Has been quite some time since last post. Now that school year is over, can return to more important things like blog. Pzw (Perfect zen woman) is officially perfect-mother of perfect-fifth grade graduate, apparently equivalent to receiver of doctorate, if amount of celebrating is any indication.
In between celebrations, ceremonies, class parties, pool parties, and performances, Pzw embarked on dreaded task of buying summer clothing items. Was searching for perfect pair of capris, ones that make Pzw look like slender supermodel-ish type that she is. Was surprised at variety of specialized capris available on market. Some are ”slimming,” some “take inches off of your waist” (joy! Pzw was only aware of dieting and lipo-suction methods), some give “perfect shape,” some make you “look up-to 3 inches taller” some are “perfect fit,” (did not see “imperfect fit” pair) and many identified as having “modern,” “classic,” or “comfort,” cuts. Was sure I had best pair when found one with “secret slimming panel.” So excited about finding secret capris, that Pzw casually checked to make sure no other shoppers, who were unaware of “secret” were looking, and stuffed capris under large pile of clothes in basket. Was very careful to guard secret capris for remainder of shopping. Pretty sure other shoppers never discovered secret, as Pzw made furtive glances over to secret-capri rack and never saw stampede headed in that direction. “Secret slimming panel” turned out to be so secret that even Pzw did not notice it when she tried capris on.
Sometime during shopping, realized that had cracked language code of clothing labels, which is now much more complicated than traditional “small, medium, large and extra large.” For instance, “classic” waist = “I am old and no longer care about current fashion, but will revert to style of my early 20s, and pretend fashion trends came to screeching halt back then. I am classy and stick to classics like martinis, Levis and record players, because I like the authentic crackling sound. At least I can squat to tie my shoes and not worry about exposing butt crack.” “Traditional” waist is same as “classic,” but indicates wearer has solid family values and has taken husband’s last name and plans to be buried in casket, not trendy cremation technique. Almost all “traditional” cut wearers have children, hence the moniker, “mom jeans.” “Low waist,” means stylish, which is a warning to all, because dreaded butt-crack will frequently be showing. Wearers of “low waist” are advised to check butt-crack view in mirror before purchasing. ”Modern” is same thing, except out-of-date term used so un-cool people will falsely believe they are cool. Large (excuse pun) risk/benefit that butt-crack will show in these as well.
Pzw also deciphered shoe language. Think we all know the basic, “stilletos,” “mules,” “clogs, “loafers,” and “strappy sandals” (sandals with straps, usually thin straps, often a lot of thin straps). However, know any shoe that says, “comfort,” “arch support,” or “hydro-kinetic soul technology,” means shoes are ugly, but wearer is old, feet hurt, probably suffer from plantar fasciitis and would prefer to walk, over appearing taller and thinner with dainty looking feet, which is not possible at this point, anyway.

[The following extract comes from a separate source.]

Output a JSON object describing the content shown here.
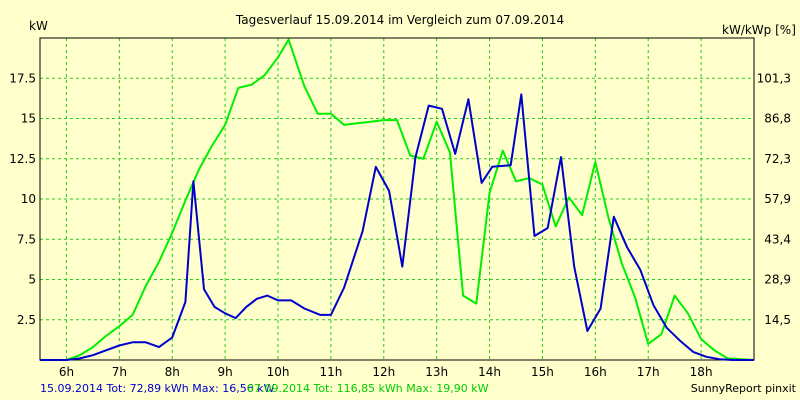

Neither jeans nor shoe-label deciphering are in same league as “intimates,” which means bras and things to stuff thighs into (human thighs, not ”honey-sesame” chicken thighs, which are stuffed into purse, wrapped in napkin, of course) when attending a wedding or reunion. Bra section particularly overwhelming. For instance, there is abundance of positive adjectives on bra labels. Bras of “Wonder, ” “Miracle,” “Uplifting,” “Push Up,” (bigger and/or perkier),” “Minimizing,” ( smaller and droopier?), ”Sexy,” and “Amazing.” Mustn’t forget ”Magic Lift” (same as ‘push up’), “Genius” (not a group with low self-esteem, those bra-makers), ”No Surgery Add-A-Size” (Pzw is not making this up), “Elements of Bliss,” “Perfectly Smooth,” “Smooth” (but imperfect), “Perfect T-Shirt” (only type of clothing there is a perfect bra for, apparently), “Sexy Plunge,” “Custom Flex,” and ”All Over Comfort” (did not see “Just Some Areas Comfort”).
Some bras brag about hiding ”back fat” (gross, we all know exists, just see how looks from back and buy accordingly, please. Omit term from label), Pzw gets confused with pure-white chunk of animal fat (from ill-fitting cow bras?) referred to as “fat back,” that insane and clearly unhealthy shoppers pay money for at grocery store.
There are bras with “Invisible” Straps (aka, “strapless”), ones that are barely there (hopefully discounted?), as well as bras that provide ”18-Hours of Pure Comfort” (sharp stabbing pains begin as soon as 18 hours passes). Personal favorites are “Nostalgia Bra,” which must time-machine wearer back to youthful perky boob years, and “Never-Say-Never, Sweetie–Soft Bra,” which Pzw doesn’t even know what to say about.
In the end, Pzw purchased a bra called, “This is not a bra, bra.” Turned out to be disappointing, as is a bra. Might exchange for “Nostalgia Bra.”